Elle savait bien que sa fille traversait une période difficile. Depuis l’hiver dernier, Sophie prenait des antidépresseurs pour contrer ses idées noires et son humeur dépressive. L’adolescente était suivie par une psychologue et elle était aussi en contact avec une intervenante de son école. 

« Mais jamais elle ne s’est confiée sur son trouble alimentaire aux intervenantes qui gravitaient autour d’elle », dit sa mère.

Catherine avait aussi remarqué que sa fille accordait une importance démesurée à son apparence.
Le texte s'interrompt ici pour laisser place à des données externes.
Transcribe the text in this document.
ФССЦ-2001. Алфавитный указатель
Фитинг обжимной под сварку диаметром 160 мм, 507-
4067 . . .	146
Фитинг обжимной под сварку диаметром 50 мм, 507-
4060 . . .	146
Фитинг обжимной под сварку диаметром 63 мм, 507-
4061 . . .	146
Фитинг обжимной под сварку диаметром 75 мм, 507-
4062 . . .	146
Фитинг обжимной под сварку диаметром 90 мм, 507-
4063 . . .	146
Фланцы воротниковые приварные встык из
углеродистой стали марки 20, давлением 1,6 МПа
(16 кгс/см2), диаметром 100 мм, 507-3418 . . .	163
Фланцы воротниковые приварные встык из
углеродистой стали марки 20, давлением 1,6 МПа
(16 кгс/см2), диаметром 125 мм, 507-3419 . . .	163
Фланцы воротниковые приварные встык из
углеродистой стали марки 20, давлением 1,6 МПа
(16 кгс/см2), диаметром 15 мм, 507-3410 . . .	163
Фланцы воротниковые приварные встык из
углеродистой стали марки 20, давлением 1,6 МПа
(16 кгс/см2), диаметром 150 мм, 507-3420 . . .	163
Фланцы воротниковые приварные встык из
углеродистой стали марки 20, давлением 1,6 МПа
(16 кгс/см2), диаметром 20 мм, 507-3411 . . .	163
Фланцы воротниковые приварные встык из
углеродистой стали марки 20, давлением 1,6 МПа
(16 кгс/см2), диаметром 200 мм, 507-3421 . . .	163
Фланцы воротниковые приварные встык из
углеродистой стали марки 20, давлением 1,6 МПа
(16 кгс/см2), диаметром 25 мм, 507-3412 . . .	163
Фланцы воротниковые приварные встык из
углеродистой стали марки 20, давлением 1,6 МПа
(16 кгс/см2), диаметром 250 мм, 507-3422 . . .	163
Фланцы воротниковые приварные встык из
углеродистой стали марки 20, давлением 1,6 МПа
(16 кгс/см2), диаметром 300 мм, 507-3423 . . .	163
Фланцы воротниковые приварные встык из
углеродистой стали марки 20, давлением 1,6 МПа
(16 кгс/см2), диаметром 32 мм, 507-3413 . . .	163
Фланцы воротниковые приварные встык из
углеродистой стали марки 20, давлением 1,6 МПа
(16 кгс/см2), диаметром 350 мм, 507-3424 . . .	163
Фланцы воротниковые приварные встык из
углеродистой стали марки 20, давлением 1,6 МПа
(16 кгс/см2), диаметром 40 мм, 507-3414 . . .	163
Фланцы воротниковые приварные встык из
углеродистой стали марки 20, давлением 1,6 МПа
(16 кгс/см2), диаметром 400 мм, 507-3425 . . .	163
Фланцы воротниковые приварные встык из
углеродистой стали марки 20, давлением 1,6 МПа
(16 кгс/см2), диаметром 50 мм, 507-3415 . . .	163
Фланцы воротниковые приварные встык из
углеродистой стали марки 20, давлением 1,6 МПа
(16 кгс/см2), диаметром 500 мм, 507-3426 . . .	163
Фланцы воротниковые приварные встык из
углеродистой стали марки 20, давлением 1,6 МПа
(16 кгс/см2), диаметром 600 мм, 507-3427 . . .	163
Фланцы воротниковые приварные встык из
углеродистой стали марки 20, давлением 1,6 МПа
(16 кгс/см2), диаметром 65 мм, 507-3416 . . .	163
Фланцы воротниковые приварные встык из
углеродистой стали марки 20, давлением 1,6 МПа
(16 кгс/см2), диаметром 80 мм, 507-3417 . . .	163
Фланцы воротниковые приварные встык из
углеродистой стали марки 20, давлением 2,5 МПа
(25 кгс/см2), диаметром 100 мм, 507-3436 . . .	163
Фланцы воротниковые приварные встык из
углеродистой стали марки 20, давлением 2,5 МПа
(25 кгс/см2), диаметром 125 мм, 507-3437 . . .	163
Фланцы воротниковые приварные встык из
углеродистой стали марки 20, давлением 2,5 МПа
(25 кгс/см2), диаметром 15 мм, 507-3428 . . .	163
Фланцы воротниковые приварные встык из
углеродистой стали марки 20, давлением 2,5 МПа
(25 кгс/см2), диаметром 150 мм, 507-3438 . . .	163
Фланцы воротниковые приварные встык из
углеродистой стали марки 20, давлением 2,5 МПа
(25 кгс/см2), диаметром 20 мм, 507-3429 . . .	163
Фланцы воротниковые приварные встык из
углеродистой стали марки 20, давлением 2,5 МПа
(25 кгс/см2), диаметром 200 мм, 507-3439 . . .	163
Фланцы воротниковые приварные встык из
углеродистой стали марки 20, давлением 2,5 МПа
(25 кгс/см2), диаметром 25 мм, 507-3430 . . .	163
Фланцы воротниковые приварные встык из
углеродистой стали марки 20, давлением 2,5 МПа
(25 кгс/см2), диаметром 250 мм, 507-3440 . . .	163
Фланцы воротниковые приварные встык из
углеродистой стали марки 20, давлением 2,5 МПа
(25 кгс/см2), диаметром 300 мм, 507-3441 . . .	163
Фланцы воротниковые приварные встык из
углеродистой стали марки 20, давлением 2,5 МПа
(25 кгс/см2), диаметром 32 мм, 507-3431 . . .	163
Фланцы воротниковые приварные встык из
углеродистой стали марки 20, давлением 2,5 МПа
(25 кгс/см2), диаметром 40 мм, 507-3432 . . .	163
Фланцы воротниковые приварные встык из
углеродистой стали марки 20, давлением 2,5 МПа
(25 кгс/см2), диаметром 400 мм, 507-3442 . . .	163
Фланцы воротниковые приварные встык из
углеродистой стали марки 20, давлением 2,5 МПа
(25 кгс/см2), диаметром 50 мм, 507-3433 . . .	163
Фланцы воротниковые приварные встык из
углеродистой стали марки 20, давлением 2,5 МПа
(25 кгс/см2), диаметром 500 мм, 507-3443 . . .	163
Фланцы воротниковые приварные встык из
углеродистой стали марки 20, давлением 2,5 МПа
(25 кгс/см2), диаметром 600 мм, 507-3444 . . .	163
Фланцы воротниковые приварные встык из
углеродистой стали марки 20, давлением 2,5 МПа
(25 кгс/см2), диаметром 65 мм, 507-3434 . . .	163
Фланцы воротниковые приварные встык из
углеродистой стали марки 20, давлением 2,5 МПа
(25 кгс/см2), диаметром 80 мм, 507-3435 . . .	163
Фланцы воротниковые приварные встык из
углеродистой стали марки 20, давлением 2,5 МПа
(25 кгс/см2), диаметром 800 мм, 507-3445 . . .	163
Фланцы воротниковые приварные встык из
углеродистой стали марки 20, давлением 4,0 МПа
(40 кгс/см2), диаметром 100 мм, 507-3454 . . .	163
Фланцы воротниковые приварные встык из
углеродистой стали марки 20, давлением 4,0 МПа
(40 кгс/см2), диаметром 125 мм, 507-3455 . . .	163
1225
Elle trouvait que les réseaux sociaux occupaient une trop grande place dans la vie de sa fille et avait eu plusieurs discussions avec l’adolescente à ce sujet. 
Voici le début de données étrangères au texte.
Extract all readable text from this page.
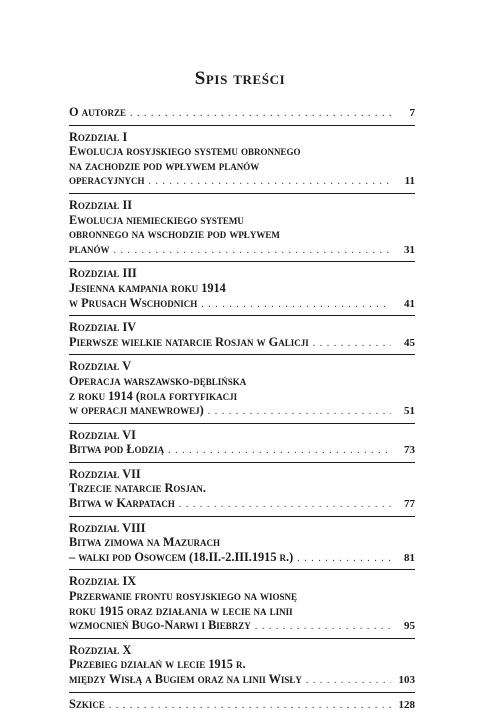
Spis treści
O autorze . . .	7
Rozdział I
Ewolucja rosyjskiego systemu obronnego
na zachodzie pod wpływem planów
operacyjnych . . .	11
Rozdział II
Ewolucja niemieckiego systemu
obronnego na wschodzie pod wpływem
planów . . .	31
Rozdział III
Jesienna kampania roku 1914
w Prusach Wschodnich . . .	41
Rozdział IV
Pierwsze wielkie natarcie Rosjan w Galicji . . .	45
Rozdział V
Operacja warszawsko-dęblińska
z roku 1914 (rola fortyfikacji
w operacji manewrowej) . . .	51
Rozdział VI
Bitwa pod Łodzią . . .	73
Rozdział VII
Trzecie natarcie Rosjan.
Bitwa w Karpatach . . .	77
Rozdział VIII
Bitwa zimowa na Mazurach
– walki pod Osowcem (18.II.-2.III.1915 r.) . . .	81
Rozdział IX
Przerwanie frontu rosyjskiego na wiosnę
roku 1915 oraz działania w lecie na linii
wzmocnień Bugo-Narwi i Biebrzy . . .	95
Rozdział X
Przebieg działań w lecie 1915 r.
między Wisłą a Bugiem oraz na linii Wisły . . .	103
Szkice . . .	128
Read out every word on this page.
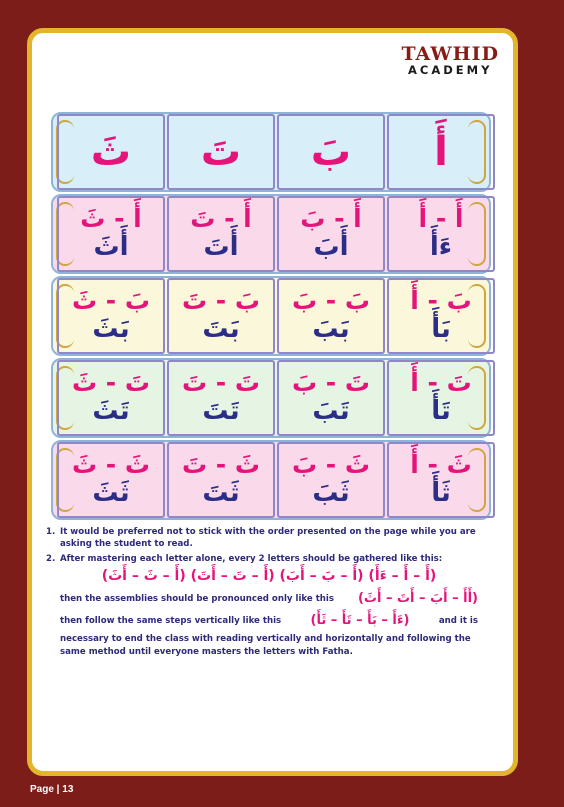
TAWHID
ACADEMY
أَ
بَ
تَ
ثَ
أَ - أَ
ءَأَ
أَ - بَ
أَبَ
أَ - تَ
أَتَ
أَ - ثَ
أَثَ
بَ - أَ
بَأَ
بَ - بَ
بَبَ
بَ - تَ
بَتَ
بَ - ثَ
بَثَ
تَ - أَ
تَأَ
تَ - بَ
تَبَ
تَ - تَ
تَتَ
تَ - ثَ
تَثَ
ثَ - أَ
ثَأَ
ثَ - بَ
ثَبَ
ثَ - تَ
ثَتَ
ثَ - ثَ
ثَثَ
1. It would be preferred not to stick with the order presented on the page while you are asking the student to read.
2. After mastering each letter alone, every 2 letters should be gathered like this:
(أَ – أَ – ءَأَ) (أَ – بَ – أَبَ) (أَ – تَ – أَتَ) (أَ – ثَ – أَثَ)
then the assemblies should be pronounced only like this (أَأَ – أَبَ – أَتَ – أَثَ)
then follow the same steps vertically like this (ءَأَ – بَأَ – تَأَ – ثَأَ)	and it is
necessary to end the class with reading vertically and horizontally and following the same method until everyone masters the letters with Fatha.
Page | 13
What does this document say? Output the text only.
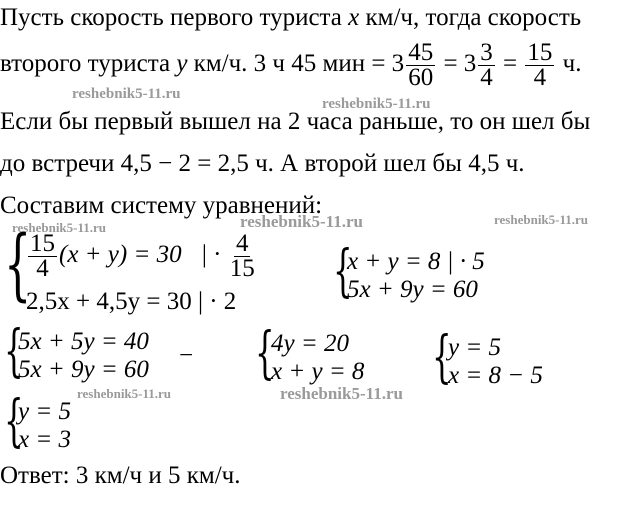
Пусть скорость первого туриста x км/ч, тогда скорость
второго туриста y км/ч. 3 ч 45 мин = $3 \frac{45}{60} = 3 \frac{3}{4} = \frac{15}{4} ч$.
Если бы первый вышел на 2 часа раньше, то он шел бы
до встречи 4,5 − 2 = 2,5 ч. А второй шел бы 4,5 ч.
Составим систему уравнений:
{
$\frac{15}{4} (x + y) = 30$ | · $\frac{4}{15}$
2,5x + 4,5y = 30 | · 2 {
x + y = 8 | · 5
5x + 9y = 60
{
5x + 5y = 40
5x + 9y = 60
− {
4y = 20
x + y = 8 {
y = 5
x = 8 − 5
{
y = 5
x = 3
Ответ: 3 км/ч и 5 км/ч.
reshebnik5-11.ru
reshebnik5-11.ru
reshebnik5-11.ru	reshebnik5-11.ru	reshebnik5-11.ru
reshebnik5-11.ru	reshebnik5-11.ru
Mais Catherine était loin de se douter que la préoccupation de sa fille pour son apparence l’avait poussée, pendant des mois, à se faire vomir après les repas.

Une intervenante vigilante  

Sophie a fini par se confier à l’intervenante de son école secondaire, qui avait remarqué qu’elle ne mangeait pas beaucoup. 

L’intervenante a insisté pour que la jeune fille en parle à sa mère. « C’est peut-être elle qui lui a sauvé la vie », dit Catherine. 

Sans aller jusqu’à blâmer uniquement les écrans, cette mère est convaincue que Facebook et Instragram ont un rôle à jouer dans la détresse de sa fille. Catherine l’avait autorisée à se créer un compte Facebook et Instagram il y a moins d’un an. 

« Je ne suis pas sociologue, mais il y a quelque chose qui se passe, dit-elle. Oui, il y a eu la pandémie, le passage au secondaire, mais les enfants ont commencé à passer beaucoup plus de temps derrière les écrans. Ils sont constamment là-dessus. Ça n’aide clairement pas. »

Alors qu’une hausse importante des troubles alimentaires chez les adolescents est constatée depuis le début de la pandémie, cette mère déplore que les ressources n’aient pas suivi.


Hospitalisations de patients âgés de 18 ans et moins en lien avec des troubles alimentaires au CHU de Québec 

-Avril 2019 à mars 2020 : 26 

-Avril 2020 à mars 2021 : 47 

-Avril 2021 à août 2021 : 41 (en cinq mois seulement)        

Nombre de demandes en clinique externe pour des troubles alimentaires 

-Mars à novembre 2020 : 19 

-Mars à novembre 2021 : 44 

Sources : CHU de Québec-Université Laval et CIUSSS de la Capitale-Nationale


Les prénoms sont fictifs, pour préserver l’identité de la jeune fille.